Writing on public sector unions Walter Russell Meade says in passing:
Public sector unions did not have to face that kind of pressure until recent years. You can’t outsource the Department of Motor Vehicles or the local public school to China.
He’s right but wouldn’t it be awesome if we could?
Just imagine the scene…
(Scene: The local DMV. As you approach the doors, they are thrown open by two Chinese dressed in silk robes. As you pass, they throw themselves to the floor in a kowtow. Inside, the office is decorated in red silk and gold. A fountain burbles somewhere. A peacock saunters by. An elderly gentlemen with a fumanchu mustache and flanked by four others hurries up and prostrates himself before you.)
Li Chou: Oh, most esteemed and honored citizen! Pray tell us what glorious task we most humble and unworthy public servants may have the honor of performing for your most graciousness today?
You: Uhm, well, I need to get my license renewed.
Li Chou: (Rising up to kneel) Aiee! Having grown in years more beautiful and wise you now justly demand the articles of success that the mandate of heaven grants you?
You: Er, yes?
Li Chou: (Looking to the ceiling and claps his hands rapidly) The citizen has spoken! Bring forth the citizen’s throne and ring the gong of renewal!
(A gong rings out and you quickly find yourself sitting on a large, wooden, ornately carved and well cushioned throne. Li Chou and the other kneel about you. Nothing happens and an expectant silence settles.)
You: Er, what?
Li Chou: This most humble one is shamed to confess that we unworthies must ask, if it is the most honorable citizen’s will, that the most high one will provide to his wretched servants the current sacred documents provided by the mandate of heaven? (He throws himself into a kowtow.) This we most wretchedly beg not out of desire but dire need!
You: Ah, you want my current driver’s license?
Li Chou: Ah, the glorious citizen, graced by the wisdom of infallible heaven, has divined the need of his lowly and most inarticulate servants!
(You produce the license. Li Chou slides to your side and produces a set of 9-inch gold plated chopsticks. He uses these to gingerly take the license from your fingers and place it on a silver tray held by a beautiful young woman in silk who has mysteriously appeared at Li Chou’s elbow. The woman bows over the tray and then rapidly shuffles backwards beyond a door veil.)
Li Chou: (Kowtowing again.) Most honorable and noble citizen! It shames this one to confess that the mandate of heaven requires that your most glorious visage appear upon the sacred articles of your success!

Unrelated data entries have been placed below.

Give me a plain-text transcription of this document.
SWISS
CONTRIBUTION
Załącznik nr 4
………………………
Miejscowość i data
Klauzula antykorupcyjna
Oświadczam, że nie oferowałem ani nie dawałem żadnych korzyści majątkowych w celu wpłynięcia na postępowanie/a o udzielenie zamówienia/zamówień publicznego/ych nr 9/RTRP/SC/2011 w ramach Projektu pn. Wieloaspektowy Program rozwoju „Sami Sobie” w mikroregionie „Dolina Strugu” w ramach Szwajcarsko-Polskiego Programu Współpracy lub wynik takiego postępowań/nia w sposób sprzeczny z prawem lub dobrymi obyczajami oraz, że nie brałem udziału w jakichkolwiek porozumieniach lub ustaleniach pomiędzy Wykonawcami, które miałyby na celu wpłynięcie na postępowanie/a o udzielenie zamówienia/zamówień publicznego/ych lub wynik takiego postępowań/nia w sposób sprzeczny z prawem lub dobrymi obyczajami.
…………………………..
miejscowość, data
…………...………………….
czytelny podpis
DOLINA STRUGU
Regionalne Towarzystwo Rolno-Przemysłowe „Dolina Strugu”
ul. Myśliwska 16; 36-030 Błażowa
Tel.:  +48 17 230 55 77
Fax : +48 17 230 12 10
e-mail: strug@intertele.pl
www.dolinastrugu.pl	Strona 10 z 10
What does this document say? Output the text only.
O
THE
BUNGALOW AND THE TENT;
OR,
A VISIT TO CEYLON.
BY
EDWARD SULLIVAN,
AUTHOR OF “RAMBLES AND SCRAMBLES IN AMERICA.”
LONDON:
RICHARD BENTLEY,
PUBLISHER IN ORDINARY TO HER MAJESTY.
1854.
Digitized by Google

You: You need to take my picture?
Li Chou: Aieee, the honorable citizens divines all and replies in melodious verse that would cause the great poet Hin Shu Mi to drown himself in despair! May your most humble and unworthy servants proceed?
You: Er, yes?
(Li Chou claps his hands. A dozen or so people all bowing and shuffling rapidly forward materialize and quickly set up a backdrop and camera. The backdrop looks suspiciously like once of Rembrandt’s rare country scenes. The camera looks like a steampunk contraption rendered in gold, platinum and rare woods. They snap your picture and disappear just as quickly as they appeared.)
Li Chou: This one, your most wretched servant, is forced to confess that, owing to his most inept management of those facilities graciously bestowed unto him by the glorious and wise citizens under the just mandate of heaven, it will take nearly five entire minutes for our foolish and clumsy selves to produce that article which the most honorable citizen so justly requires!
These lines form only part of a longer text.